The reduction in biofilm attachment in a challenging polymicrobial in vivo model confirms the in vitro results and is consistent with release of active concentrations of antibiotic from various drug delivery vehicles [22, 45, 51, 54, 63]. Scanning electron microscopy images of biofilm formation on implants resembled images from similar retrieved infected implants [10, 52] with rounded S aureus and rod-shaped P aeruginosa colonies visible in untreated groups. Formation of fibrous tissue, to varying degrees, along the outer portion of the wire exposed to soft tissue was seen with morphology that may be indicative of fibroblast or macrophage infiltration [3, 23, 36]. Material properties of the coating may have contributed to this response [26, 77]; however, the majority of the fibrous tissue was formed at the point of the wire that curved and extended from the catheter, which may have been a location for rubbing and irritation as the animals moved or were groomed.

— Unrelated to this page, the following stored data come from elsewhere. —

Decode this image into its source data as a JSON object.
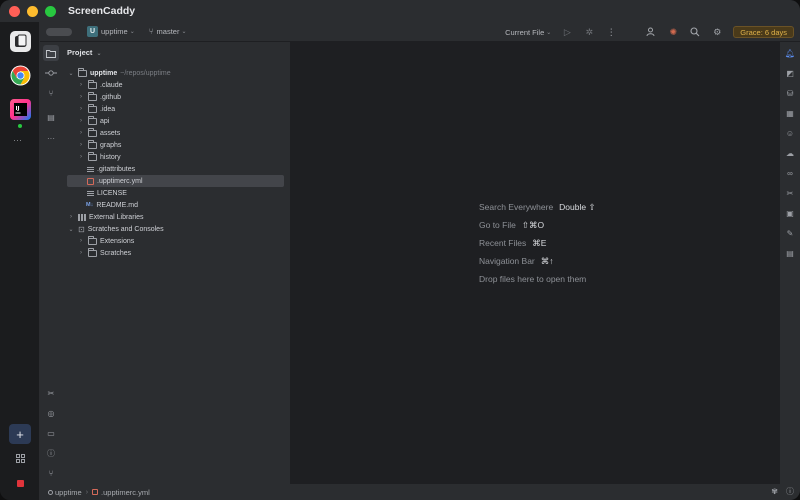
{
  "app": {
    "title": "ScreenCaddy"
  },
  "toolbar": {
    "project_badge": "U",
    "project_name": "upptime",
    "branch": "master",
    "run_config": "Current File",
    "grace_badge": "Grace: 6 days"
  },
  "project_panel": {
    "title": "Project",
    "tree": [
      {
        "label": "upptime",
        "hint": "~/repos/upptime",
        "type": "root"
      },
      {
        "label": ".claude",
        "type": "folder"
      },
      {
        "label": ".github",
        "type": "folder"
      },
      {
        "label": ".idea",
        "type": "folder"
      },
      {
        "label": "api",
        "type": "folder"
      },
      {
        "label": "assets",
        "type": "folder"
      },
      {
        "label": "graphs",
        "type": "folder"
      },
      {
        "label": "history",
        "type": "folder"
      },
      {
        "label": ".gitattributes",
        "type": "file"
      },
      {
        "label": ".upptimerc.yml",
        "type": "yml"
      },
      {
        "label": "LICENSE",
        "type": "file"
      },
      {
        "label": "README.md",
        "type": "md"
      },
      {
        "label": "External Libraries",
        "type": "library"
      },
      {
        "label": "Scratches and Consoles",
        "type": "scratches"
      },
      {
        "label": "Extensions",
        "type": "folder"
      },
      {
        "label": "Scratches",
        "type": "folder"
      }
    ]
  },
  "editor": {
    "hints": [
      {
        "label": "Search Everywhere",
        "key": "Double ⇧"
      },
      {
        "label": "Go to File",
        "key": "⇧⌘O"
      },
      {
        "label": "Recent Files",
        "key": "⌘E"
      },
      {
        "label": "Navigation Bar",
        "key": "⌘↑"
      },
      {
        "label": "Drop files here to open them",
        "key": ""
      }
    ]
  },
  "statusbar": {
    "project": "upptime",
    "file": ".upptimerc.yml"
  },
  "colors": {
    "accent_grace": "#e0b24a",
    "selected_row": "#43454a",
    "traffic_red": "#ff5f57",
    "traffic_yellow": "#febc2e",
    "traffic_green": "#28c840"
  },
  "icons": {
    "dock": [
      "screencaddy-app-icon",
      "chrome-icon",
      "intellij-icon"
    ],
    "toolbar_right": [
      "run-icon",
      "debug-icon",
      "more-icon",
      "add-user-icon",
      "ai-assistant-icon",
      "search-icon",
      "settings-icon"
    ]
  }
}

In conclusion, phosphatidylcholine coatings are capable of local delivery of active antibiotics and can be loaded with antimicrobials to inhibit biofilm. Reduction of biofilm on metal may be the result of a combination of lipid material properties and localized antibiotic release. Antibiotic-loaded phosphatidylcholine coatings reduced bacterial growth and biofilm formation on coated metal substrates. We plan further development and testing, including investigating efficacy in orthopaedic models and use of different antimicrobial-loading strategies.